During this week before Mother’s Day, we are starting to see messages about Motherhood pop up all around us. My mom is my best friend and despite our distance, we interact daily with phone calls and blessed smart phone picture-sharing. So, it has nothing to do with my relationship with my mom that most of these thoughts about Motherhood MAKE ME GAG. I think there is a fine line between inspiring improvement and inspiring guilt. So much of the constant rhetoric about motherhood makes a lot of us feel like we will never measure up. When people describe the qualities of a *perfect* mom, I can’t help but look at the list and see a list of my weaknesses. All this made me want to write a different kind of article about Motherhood to remove some of the contradicting expectations we’ve carried around for years.
“Good moms have messy floors and sticky kitchens” or something like that. You’ve seen it out there floating around or maybe you’ve seen “Excuse the mess, we are making memories”? These quotes are meant to make moms feel good about letting our homes go in honor of quality time with the family. These quotes don’t feel so good to the moms that manage to keep the kitchen clean, but worry they are failing somewhere else.
Then there are the magazines and blogs full of pictures of beautifully and *perfectly* kept homes, TV shows depicting “real” family homes with everything in its place and stylish decor. As much as we hear the feel-good quotes floating around out there about embracing the mess, we only seem to SEE evidence that the opposite is true everywhere around us.
Let’s not forget the women we see (or think we see) who raise *perfect* kids with *perfect* homes and manage to be rock stars too. These women run marathons, head up the PTO, run successful businesses, advance at work, and write amazing blogs about organizing and homemaking. (I have to laugh at the last one. I’ll be the first to tell you that I don’t have it all together all the time.)
So, we look to these fictitious examples and try our best to do it all, and we mask what we think are failures. When we are expecting people over to our homes, what do we do? We clean up first. “Oh, you just happened to stop by right after I did the dishes and vacuumed, what a coincidence.” This type of cover-up just piles on to what we are already thinking: we are not good enough.
We compare our normal with other people’s best, so we never measure up.
When it comes to balancing family life, housework, and personal fulfillment, most of us float around somewhere in the middle, which is actually a great place. The problem is that we aren’t happy there. We want it all. We expect ourselves to give the kids endless attention AND create a perfect house AND climb every mountain: but these crazy expectations are IMPOSSIBLE and we need to stop perpetuating the madness and projecting these expectations onto ourselves and the other women in our lives.
We are too busy worrying about what we are not, to realize that this BALANCE everyone speaks of and strives for does NOT exist in any of the extremes. Balance IS accepting our imperfections.

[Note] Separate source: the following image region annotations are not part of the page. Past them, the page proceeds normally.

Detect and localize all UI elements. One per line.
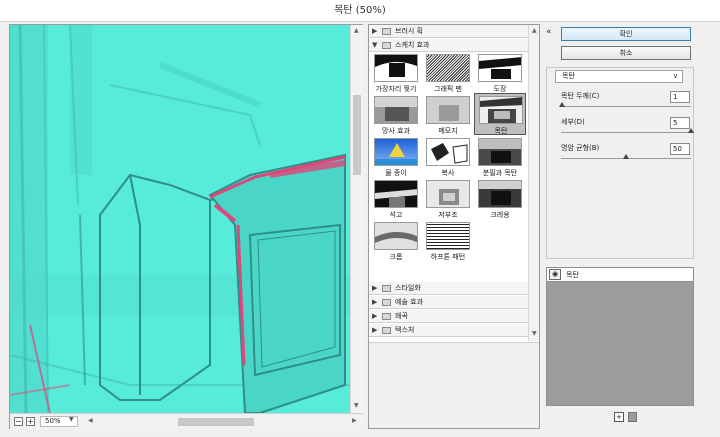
thickness-value-field[interactable]: 1 (670, 91, 690, 103)
thumb-image (426, 138, 470, 166)
effect-layer-row[interactable]: ◉ 목탄 (547, 268, 693, 282)
folder-icon (382, 299, 391, 306)
thumb-halftone-pattern[interactable]: 하프톤 패턴 (422, 220, 474, 262)
preview-vertical-scrollbar[interactable]: ▲ ▼ (350, 25, 363, 413)
effect-layer-name: 목탄 (566, 271, 579, 279)
balance-value-field[interactable]: 50 (670, 143, 690, 155)
preview-vertical-scroll-thumb[interactable] (353, 95, 361, 175)
scroll-down-icon[interactable]: ▼ (532, 330, 537, 337)
thumb-charcoal[interactable]: 목탄 (474, 93, 526, 135)
zoom-out-button[interactable]: − (14, 417, 23, 426)
filter-select[interactable]: 목탄 ∨ (555, 70, 683, 83)
collapsed-triangle-icon: ▶ (372, 298, 378, 306)
thickness-label: 목탄 두께(C) (561, 92, 600, 100)
thumb-water-paper[interactable]: 물 종이 (370, 136, 422, 178)
folder-artistic[interactable]: ▶ 예술 효과 (369, 296, 528, 309)
thumb-image (374, 138, 418, 166)
detail-slider-handle[interactable] (688, 128, 694, 133)
thumb-image (374, 222, 418, 250)
detail-label: 세부(D) (561, 118, 585, 126)
expanded-triangle-icon: ▼ (372, 41, 378, 49)
collapse-gallery-icon[interactable]: « (546, 27, 552, 37)
new-effect-layer-icon[interactable]: + (614, 412, 624, 422)
folder-icon (382, 313, 391, 320)
folder-icon (382, 28, 391, 35)
collapsed-triangle-icon: ▶ (372, 312, 378, 320)
preview-image[interactable] (10, 25, 350, 413)
folder-distort[interactable]: ▶ 왜곡 (369, 310, 528, 323)
folder-icon (382, 285, 391, 292)
preview-panel: ▲ ▼ − + 50% ▼ ◀ ▶ (9, 24, 363, 429)
detail-value-field[interactable]: 5 (670, 117, 690, 129)
filter-gallery: ▶ 브러시 획 ▼ 스케치 효과 가장자리 찢기 그래픽 펜 도장 망사 효과 … (368, 24, 540, 429)
thumb-image (478, 54, 522, 82)
eye-icon[interactable]: ◉ (549, 269, 561, 280)
folder-texture[interactable]: ▶ 텍스처 (369, 324, 528, 337)
scroll-up-icon[interactable]: ▲ (532, 27, 537, 34)
cancel-button[interactable]: 취소 (561, 46, 691, 60)
folder-stylize[interactable]: ▶ 스타일화 (369, 282, 528, 295)
detail-slider[interactable] (561, 132, 691, 133)
sketch-thumbnails: 가장자리 찢기 그래픽 펜 도장 망사 효과 메모지 목탄 물 종이 복사 분필… (369, 52, 528, 307)
scroll-up-icon[interactable]: ▲ (354, 27, 359, 34)
thumb-image (374, 180, 418, 208)
collapsed-triangle-icon: ▶ (372, 326, 378, 334)
thumb-torn-edges[interactable]: 가장자리 찢기 (370, 52, 422, 94)
collapsed-triangle-icon: ▶ (372, 284, 378, 292)
thumb-image (426, 222, 470, 250)
preview-bottom-bar: − + 50% ▼ ◀ ▶ (10, 413, 363, 429)
collapsed-triangle-icon: ▶ (372, 27, 378, 35)
thumb-chalk-charcoal[interactable]: 분필과 목탄 (474, 136, 526, 178)
preview-horizontal-scrollbar[interactable]: ◀ ▶ (86, 416, 362, 428)
effect-layers-panel: ◉ 목탄 (546, 267, 694, 406)
thumb-image (426, 54, 470, 82)
gallery-scrollbar[interactable]: ▲ ▼ (528, 25, 539, 341)
thumb-chrome[interactable]: 크롬 (370, 220, 422, 262)
thumb-image (426, 180, 470, 208)
thumb-image (478, 138, 522, 166)
ok-button[interactable]: 확인 (561, 27, 691, 41)
thumb-graphic-pen[interactable]: 그래픽 펜 (422, 52, 474, 94)
thumb-bas-relief[interactable]: 저부조 (422, 178, 474, 220)
thickness-slider[interactable] (561, 106, 691, 107)
zoom-in-button[interactable]: + (26, 417, 35, 426)
thickness-slider-handle[interactable] (559, 102, 565, 107)
thumb-note-paper[interactable]: 메모지 (422, 94, 474, 136)
thumb-image (374, 96, 418, 124)
thumb-reticulation[interactable]: 망사 효과 (370, 94, 422, 136)
balance-slider-handle[interactable] (623, 154, 629, 159)
thumb-image (374, 54, 418, 82)
window-title: 목탄 (50%) (0, 0, 720, 22)
balance-label: 명암 균형(B) (561, 144, 600, 152)
scroll-down-icon[interactable]: ▼ (354, 402, 359, 409)
thumb-stamp[interactable]: 도장 (474, 52, 526, 94)
filter-select-value: 목탄 (562, 72, 575, 80)
folder-icon (382, 327, 391, 334)
thumb-photocopy[interactable]: 복사 (422, 136, 474, 178)
folder-sketch[interactable]: ▼ 스케치 효과 (369, 39, 528, 52)
preview-horizontal-scroll-thumb[interactable] (178, 418, 254, 426)
thumb-image (478, 180, 522, 208)
thumb-conte-crayon[interactable]: 크레용 (474, 178, 526, 220)
thumb-image (479, 96, 523, 124)
thumb-plaster[interactable]: 석고 (370, 178, 422, 220)
scroll-right-icon[interactable]: ▶ (352, 417, 357, 424)
trash-icon[interactable] (628, 412, 637, 422)
gallery-empty-area (369, 342, 539, 428)
chevron-down-icon: ∨ (672, 72, 678, 80)
folder-icon (382, 42, 391, 49)
scroll-left-icon[interactable]: ◀ (88, 417, 93, 424)
folder-brush-strokes[interactable]: ▶ 브러시 획 (369, 25, 528, 38)
zoom-dropdown-icon[interactable]: ▼ (69, 416, 74, 423)
thumb-image (426, 96, 470, 124)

We need to improve ourselves without beating ourselves up.
Sometimes our feeling of guilt is a tool for improvement, but guilt is often misplaced. When we feel guilt for just being ourselves or not doing something perfectly, the guilt stops us from moving forward, continuing the vicious cycle of feeling like our best is not enough. Any other recovering perfectionists out there know exactly what I mean.
My wish this Mother’s Day for all the mothers I know is to give yourself a break. I think most of us KNOW that there is not one correct mold for motherhood.
Now is the time to feel okay with our particular mold.
What do you think about all the “motherhood” themed stuff out there?
From my home to yours,
TONIA L.CLARK :~o) (@whynotmomdotcom) says
Oh my goodness Mary! Spot on! It seems like we really need to figure out where our ‘happy medium’ is, stop comparing ourselves to everybody else and just do the best we can however we can. I remind my daughter constantly that her friends all have different Moms and every Mom has different rules including me. I’m trying to be the best ME I can be without the comparison. But with all the ‘noise’ out there, it does make it difficult indeed!
Krysta - KrystaSteen.com says
Amen!! Love it! 🙂
Yes, Mary! I think you and I have discussed this. I call myself a “recovering perfectionist” all the time. I have to remind myself of the “recovery” part constantly, or I make myself miserable. The fact it, we all do “it” differently. My version of clean is probably your 7th circle of Hell, but I probably have other gifts that would represent a struggle for you. Maybe not, since you’re so awesome, but let’s go with that theory to keep my from my perfectionist misery. I love this post. It’s like you pulled it straight from my brain!